@TchakTchak
il y a un livre "comment la non violence protège l’état" qui fait le point sur ces sujets.
https://reporterre.net/La-non-violence-une-resistance-molle-qui-ne-provoque-pas-de-changement-profond
Je cite :
Gelderloos balaie dans ce livre certaines « manipulations et distorsions historiques flagrantes »

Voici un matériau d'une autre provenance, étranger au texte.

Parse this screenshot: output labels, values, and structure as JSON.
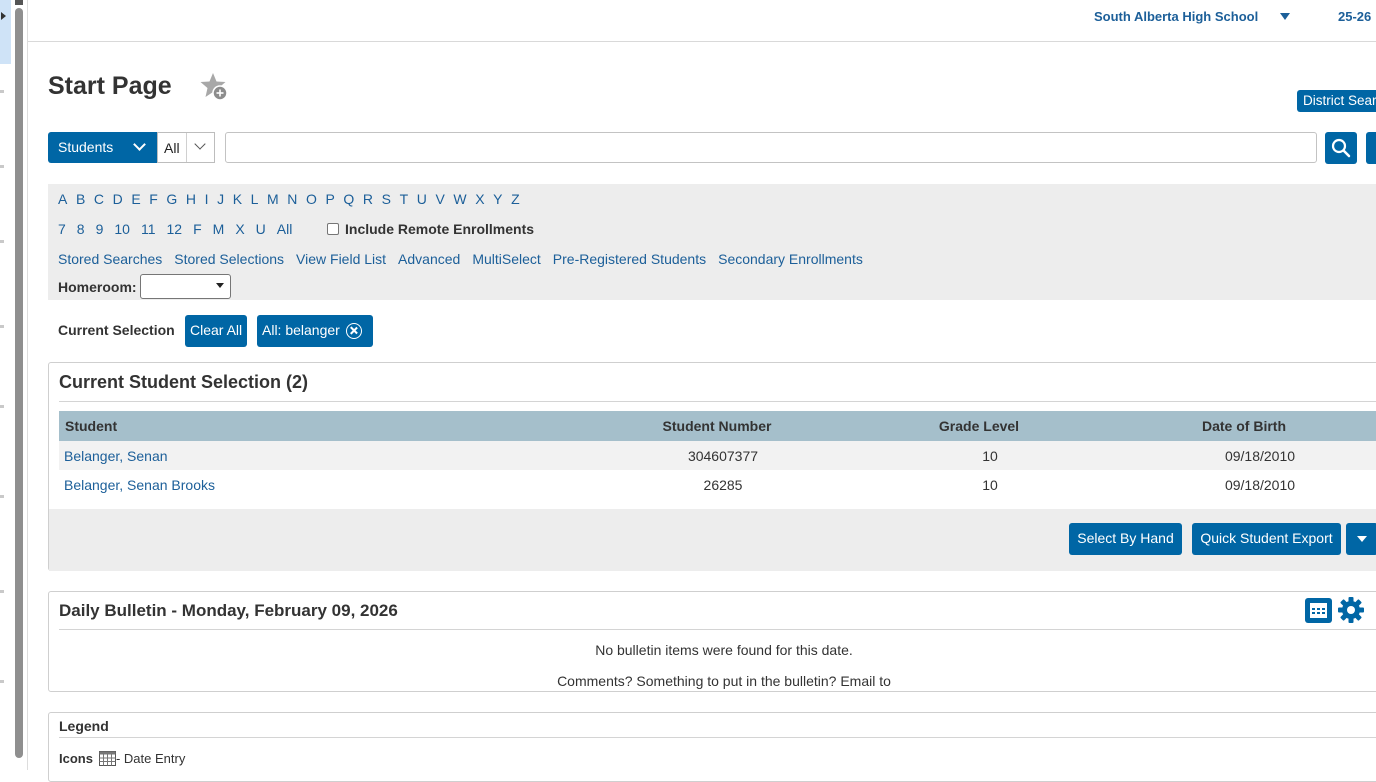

des apôtres de la non-violence qui réécrivent l’histoire pour qu’elle
colle à leurs discours. Il s’arrête longuement sur les cas de l’Inde et
du mouvement pour les droits civiques aux USA,
considérés comme des références par les pacifistes. Il rappelle que
dans ces mouvements, même si l’histoire des dominants et des pacifistes
retient Gandhi et Martin Luther King, de nombreux leaders et mouvements
populaires pratiquant ou prônant la résistance armée ont largement pesé
dans la balance comme Malcom X ou le Black Panther Party aux USA. Il revient aussi sur les émeutes de Birmingham en 1963 au cours desquelles « 3.000
Noir-e-s commencèrent à contre-attaquer, criblant la police de pierres
et de bouteilles. À peine deux jours plus tard, la ville de Birmingham,
qui avait jusque-là été un inflexible bastion de la ségrégation [malgré
les campagnes non violentes], accepta de mettre fin à la ségrégation ».
Et qui a déjà entendu parler de Bhagat Singh, ce révolutionnaire indien
qui s’attira un soutien massif en commettant des attentats à la bombe
et des assassinats au profit d’une lutte visant le renversement du
capitalisme tant indien que britannique ?
Peut-être que Gandhi n’a pas cautionné ces violences, soit. Ca ne change pas grand chose.
Je ne suis pas historien donc peut être que la thèse de Gelderloos est infondée, mais je trouve qu’elle fait sens.
En tout cas, je ne suis pas convaincu par les thèses sur le pouvoir politique du pacifisme.